Так вот, я не обиделся по поводу «Гибели Пушкина». В конце концов, это достаточно популярное сочинение. Меня удивило другое. В книге «Право на поединок», вышедшей в 1989 году стотысячным тиражом, я опубликовал обнаруженный мною в РГИА документ, во многом объясняющий конфликт 1836 года Пушкина с князем Репниным, конфликт для Пушкина очень болезненный и для конкретного момента характерный.
Документ этот не привлек внимания соответствующих специалистов.
Обижаться да и удивляться не приходится. Есть психологические законы академического мира. И если бы я опубликовал упомянутый документ, скажем, в журнале «Русская литература», он, конечно же, был бы замечен.

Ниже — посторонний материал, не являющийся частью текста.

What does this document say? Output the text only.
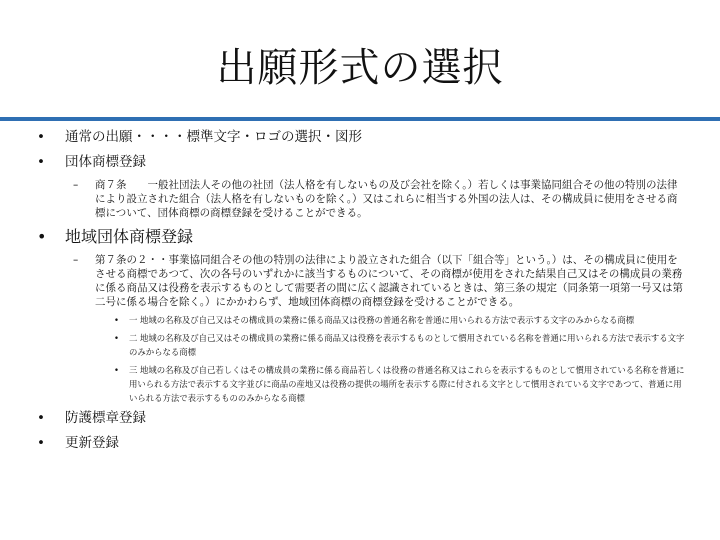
出願形式の選択
• 通常の出願・・・・標準文字・ロゴの選択・図形
• 団体商標登録
– 商７条　　一般社団法人その他の社団（法人格を有しないもの及び会社を除く。）若しくは事業協同組合その他の特別の法律により設立された組合（法人格を有しないものを除く。）又はこれらに相当する外国の法人は、その構成員に使用をさせる商標について、団体商標の商標登録を受けることができる。
• 地域団体商標登録
– 第７条の２・・事業協同組合その他の特別の法律により設立された組合（以下「組合等」という。）は、その構成員に使用をさせる商標であつて、次の各号のいずれかに該当するものについて、その商標が使用をされた結果自己又はその構成員の業務に係る商品又は役務を表示するものとして需要者の間に広く認識されているときは、第三条の規定（同条第一項第一号又は第二号に係る場合を除く。）にかかわらず、地域団体商標の商標登録を受けることができる。
• 一 地域の名称及び自己又はその構成員の業務に係る商品又は役務の普通名称を普通に用いられる方法で表示する文字のみからなる商標
• 二 地域の名称及び自己又はその構成員の業務に係る商品又は役務を表示するものとして慣用されている名称を普通に用いられる方法で表示する文字のみからなる商標
• 三 地域の名称及び自己若しくはその構成員の業務に係る商品若しくは役務の普通名称又はこれらを表示するものとして慣用されている名称を普通に用いられる方法で表示する文字並びに商品の産地又は役務の提供の場所を表示する際に付される文字として慣用されている文字であつて、普通に用いられる方法で表示するもののみからなる商標
• 防護標章登録
• 更新登録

Чтобы не интриговать читателя — речь идет о письме доверенного лица князя Николая Григорьевича к своему патрону, из которого ясно, что Репнин был крупным должником того самого «богача младого» Шереметева, на наследство которого нагло претендовал Уваров, что и стало сюжетом пушкинского памфлета «На выздоровление Лукулла». Ситуация была скандальная, косвенно задевающая и князя Репнина, отчего он неодобрительно реагировал на пушкинские стихи.
Дело поправимо. Вскоре выйдет переиздание «Права на поединок», дополненное, в издательстве «Вита Нова», где подробный аппарат приветствуется. И вышеназванный документ будет снабжен всеми возможными архивными ссылками…

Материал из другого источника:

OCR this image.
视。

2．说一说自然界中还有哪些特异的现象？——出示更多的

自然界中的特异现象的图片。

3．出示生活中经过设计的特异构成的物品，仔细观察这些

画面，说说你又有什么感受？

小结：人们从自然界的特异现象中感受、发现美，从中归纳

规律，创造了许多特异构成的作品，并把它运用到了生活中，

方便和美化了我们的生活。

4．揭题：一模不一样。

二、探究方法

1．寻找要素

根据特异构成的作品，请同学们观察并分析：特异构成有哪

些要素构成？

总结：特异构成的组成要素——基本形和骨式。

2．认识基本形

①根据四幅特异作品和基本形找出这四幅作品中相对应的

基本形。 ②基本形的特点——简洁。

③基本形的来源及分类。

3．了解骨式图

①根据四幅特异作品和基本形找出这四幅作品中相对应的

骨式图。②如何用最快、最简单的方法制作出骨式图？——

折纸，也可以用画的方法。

Марк закончил письмо словами, которые сегодня меня трогают, думаю, больше, чем тогда: «Ото всей души желаю Вам закрепить блестящий свой успех. Всегда, сколько знал Вас, я любил и уважал Ваши писания, любил Вас самого.

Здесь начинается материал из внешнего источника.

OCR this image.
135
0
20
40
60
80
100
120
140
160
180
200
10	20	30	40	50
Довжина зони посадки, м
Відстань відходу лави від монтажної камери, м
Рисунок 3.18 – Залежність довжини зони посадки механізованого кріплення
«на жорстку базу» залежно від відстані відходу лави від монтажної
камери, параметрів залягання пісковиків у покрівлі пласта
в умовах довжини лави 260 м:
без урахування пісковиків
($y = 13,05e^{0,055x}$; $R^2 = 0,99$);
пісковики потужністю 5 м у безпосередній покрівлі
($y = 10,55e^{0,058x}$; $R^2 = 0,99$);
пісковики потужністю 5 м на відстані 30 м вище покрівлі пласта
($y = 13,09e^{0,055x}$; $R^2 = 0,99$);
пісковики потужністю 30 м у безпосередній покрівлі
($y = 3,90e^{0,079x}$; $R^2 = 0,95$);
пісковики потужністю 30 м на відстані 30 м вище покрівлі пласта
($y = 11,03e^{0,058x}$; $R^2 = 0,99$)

Этот новый успех Ваш — для меня большая личная радость.
Обнимаю.
Ваш М. П.».
Марка нет на этом свете уже двадцать лет. Не знаю, жива ли его жена красавица-полячка Лиля. Мы давно с ней не сообщались. Но Марк еще возникнет в этих отрывках по поводу для меня жизненно важному…
Скажу прямо — я не внял совету Марка и успех «Гибели Пушкина» не закрепил. Почему и как— станет ясно позднее.
Август семьдесят четвертого был урожайным на отклики по поводу моего пушкинского сочинения.
Через много лет после выхода того журнала мне довольно случайно попалась книга писателя, которого я, как читатель, хорошо знал со своих новомировских времен. В «Новом мире» в 1965 году была опубликована повесть Виталия Семина «Семеро в одном доме». Можно сказать, новомировская классика того времени. Значительно позже, в 1976 году, появилась главная его вещь — роман «Нагрудный знак OST». Семина мальчишкой угнали в 1942 году из Ростова-на-Дону в Германию. Этот тяжкий опыт и стал материалом романа.
Книга «Что истинно в литературе» — собрание статей и писем Семина, умершего в 1978 году. Собрал и издал их другой новомировец Игорь Дедков.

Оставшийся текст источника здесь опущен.